Second, in-house IT architectures have to be over architected and over specified. If you have one day a year when your systems need to support max load, you need to specify everything to ensure that you can support that one day. And you had sure better not miss your calculations and come up short. Trusting your workload to a properly designed utility computing service means that if for 364 of those days you only need 5% of that peak capacity, you run at 5%, and on that peak day, it takes all of 15 minutes to spin up the extra capacity that is required to support your maximum workload.

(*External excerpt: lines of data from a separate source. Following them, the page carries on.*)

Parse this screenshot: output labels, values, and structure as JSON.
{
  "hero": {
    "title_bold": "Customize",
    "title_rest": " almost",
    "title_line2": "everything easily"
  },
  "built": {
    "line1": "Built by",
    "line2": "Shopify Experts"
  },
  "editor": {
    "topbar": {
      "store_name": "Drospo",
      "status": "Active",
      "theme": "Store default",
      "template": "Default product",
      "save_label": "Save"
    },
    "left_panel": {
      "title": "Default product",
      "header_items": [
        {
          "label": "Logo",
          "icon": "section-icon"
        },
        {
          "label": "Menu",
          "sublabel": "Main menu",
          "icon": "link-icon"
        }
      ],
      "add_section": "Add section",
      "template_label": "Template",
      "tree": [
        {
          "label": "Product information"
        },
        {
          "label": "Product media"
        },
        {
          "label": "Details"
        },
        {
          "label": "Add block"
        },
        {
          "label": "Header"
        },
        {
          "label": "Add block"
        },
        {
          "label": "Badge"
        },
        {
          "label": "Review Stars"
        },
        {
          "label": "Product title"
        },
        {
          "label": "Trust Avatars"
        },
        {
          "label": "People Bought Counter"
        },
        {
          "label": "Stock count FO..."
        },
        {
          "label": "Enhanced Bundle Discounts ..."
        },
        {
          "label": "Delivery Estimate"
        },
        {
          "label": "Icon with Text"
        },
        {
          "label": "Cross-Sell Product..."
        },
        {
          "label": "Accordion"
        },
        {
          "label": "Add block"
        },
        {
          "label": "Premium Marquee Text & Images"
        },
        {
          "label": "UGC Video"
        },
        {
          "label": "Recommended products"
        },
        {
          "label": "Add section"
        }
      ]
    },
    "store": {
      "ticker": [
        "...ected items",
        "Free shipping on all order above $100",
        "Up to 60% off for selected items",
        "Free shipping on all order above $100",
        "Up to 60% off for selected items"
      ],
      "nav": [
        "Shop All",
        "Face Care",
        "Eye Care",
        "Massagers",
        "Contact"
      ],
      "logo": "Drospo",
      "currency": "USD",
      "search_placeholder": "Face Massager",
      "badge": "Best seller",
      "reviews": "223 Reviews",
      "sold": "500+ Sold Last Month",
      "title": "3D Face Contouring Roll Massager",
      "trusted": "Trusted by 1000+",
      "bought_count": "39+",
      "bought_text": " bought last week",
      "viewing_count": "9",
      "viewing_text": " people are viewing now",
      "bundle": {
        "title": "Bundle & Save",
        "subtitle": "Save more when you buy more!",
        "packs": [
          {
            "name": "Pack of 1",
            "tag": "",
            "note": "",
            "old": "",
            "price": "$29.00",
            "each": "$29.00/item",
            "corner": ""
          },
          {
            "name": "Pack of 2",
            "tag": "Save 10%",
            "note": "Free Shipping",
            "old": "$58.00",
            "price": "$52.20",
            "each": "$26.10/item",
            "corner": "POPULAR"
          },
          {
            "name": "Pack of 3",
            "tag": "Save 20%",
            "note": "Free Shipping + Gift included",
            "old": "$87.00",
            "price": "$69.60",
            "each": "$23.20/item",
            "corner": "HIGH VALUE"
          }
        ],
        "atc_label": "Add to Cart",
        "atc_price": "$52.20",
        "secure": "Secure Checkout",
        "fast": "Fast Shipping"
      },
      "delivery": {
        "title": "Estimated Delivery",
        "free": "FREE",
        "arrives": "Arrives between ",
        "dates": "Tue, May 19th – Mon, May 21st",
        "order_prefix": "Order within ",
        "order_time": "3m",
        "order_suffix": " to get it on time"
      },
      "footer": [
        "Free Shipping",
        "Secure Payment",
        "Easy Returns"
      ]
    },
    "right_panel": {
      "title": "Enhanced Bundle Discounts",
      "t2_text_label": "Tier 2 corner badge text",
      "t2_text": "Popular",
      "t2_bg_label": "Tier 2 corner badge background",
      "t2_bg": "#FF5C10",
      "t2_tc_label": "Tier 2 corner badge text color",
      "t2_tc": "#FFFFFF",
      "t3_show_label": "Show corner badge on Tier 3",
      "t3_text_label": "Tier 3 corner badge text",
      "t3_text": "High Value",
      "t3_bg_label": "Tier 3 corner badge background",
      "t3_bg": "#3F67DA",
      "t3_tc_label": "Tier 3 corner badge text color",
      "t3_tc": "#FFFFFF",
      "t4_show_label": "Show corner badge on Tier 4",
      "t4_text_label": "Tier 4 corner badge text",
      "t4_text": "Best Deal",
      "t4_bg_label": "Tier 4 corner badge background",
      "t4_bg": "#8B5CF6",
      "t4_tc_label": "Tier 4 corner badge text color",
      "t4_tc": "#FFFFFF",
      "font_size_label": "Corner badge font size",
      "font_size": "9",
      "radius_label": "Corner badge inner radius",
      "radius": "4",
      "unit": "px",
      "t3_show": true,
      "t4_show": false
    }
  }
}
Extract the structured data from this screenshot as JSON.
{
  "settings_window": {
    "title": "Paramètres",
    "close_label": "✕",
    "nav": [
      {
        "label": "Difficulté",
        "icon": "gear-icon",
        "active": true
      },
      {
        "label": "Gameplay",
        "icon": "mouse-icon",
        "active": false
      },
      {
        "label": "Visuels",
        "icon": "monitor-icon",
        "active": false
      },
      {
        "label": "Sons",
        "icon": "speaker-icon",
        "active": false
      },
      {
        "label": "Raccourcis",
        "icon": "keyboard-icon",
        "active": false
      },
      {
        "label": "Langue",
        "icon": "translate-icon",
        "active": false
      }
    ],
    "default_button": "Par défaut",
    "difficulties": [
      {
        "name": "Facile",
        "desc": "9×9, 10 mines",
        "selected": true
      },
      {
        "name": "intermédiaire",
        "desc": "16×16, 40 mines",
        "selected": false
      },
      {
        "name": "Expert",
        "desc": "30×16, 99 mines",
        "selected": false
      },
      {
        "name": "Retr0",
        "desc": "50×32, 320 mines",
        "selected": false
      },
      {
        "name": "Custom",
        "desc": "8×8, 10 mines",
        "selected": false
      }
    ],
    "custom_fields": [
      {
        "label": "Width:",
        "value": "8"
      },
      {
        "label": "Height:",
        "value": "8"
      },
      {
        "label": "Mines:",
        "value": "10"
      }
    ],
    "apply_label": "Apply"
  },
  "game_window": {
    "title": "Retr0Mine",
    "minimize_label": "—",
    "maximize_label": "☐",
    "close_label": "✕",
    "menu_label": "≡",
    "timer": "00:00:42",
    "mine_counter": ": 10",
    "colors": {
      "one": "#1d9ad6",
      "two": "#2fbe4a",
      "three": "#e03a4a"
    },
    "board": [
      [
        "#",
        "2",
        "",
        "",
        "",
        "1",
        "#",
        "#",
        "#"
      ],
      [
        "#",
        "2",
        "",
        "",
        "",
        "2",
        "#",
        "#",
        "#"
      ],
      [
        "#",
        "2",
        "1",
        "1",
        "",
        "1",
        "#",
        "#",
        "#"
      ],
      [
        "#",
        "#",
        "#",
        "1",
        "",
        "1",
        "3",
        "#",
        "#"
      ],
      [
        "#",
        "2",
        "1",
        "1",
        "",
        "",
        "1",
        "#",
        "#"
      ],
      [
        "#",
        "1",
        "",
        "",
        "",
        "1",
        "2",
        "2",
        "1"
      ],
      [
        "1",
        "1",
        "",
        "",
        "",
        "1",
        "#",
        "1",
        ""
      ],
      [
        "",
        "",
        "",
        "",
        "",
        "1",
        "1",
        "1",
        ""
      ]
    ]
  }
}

Finally, specialist service providers can provide the engineering innovation and the ongoing capital investment and re-investment in ways that your organization simply cannot. Today, when the most plain vanilla commodity datacenter server lists for over $10,000, and a high end storage array may list for over $1,000,000, a cloud service provider’s technology purchasing power and the resulting economic leverage they can provide are critical enablers of your businesses’ ability to invest in your business, instead of in technology. Because of the sheer number of enterprises which a Cloud provider services, and because of a well-designed Cloud’s architecture, which is should be vendor and technology agnostic, a provider can negotiate much better prices for technology. Combining purchasing leverage with the fact that these resources are shared across the customer base means that prices for providing IT services, and for phasing in new technologies, are orders of magnitude less than in-house options.

So the next time you fancy some heavy data center gear – some faster, bigger, nuclear-powered black IT monolith that will have you on your knees begging for another Capital Expenditure to your Finance team, think of the Prince Street Station. It’s not a question of if, but when your new object of technolust will be sitting in some museum with a guy like me standing in front of it wondering, “Why did anyone ever think this was a good idea?”.

You want to concentrate on solving problems for your business. You don’t want to be investing in and building powerplants, you just want to be flipping on the light switch and paying the electric bill each month. Utility computing offerings can help you realize that ambition.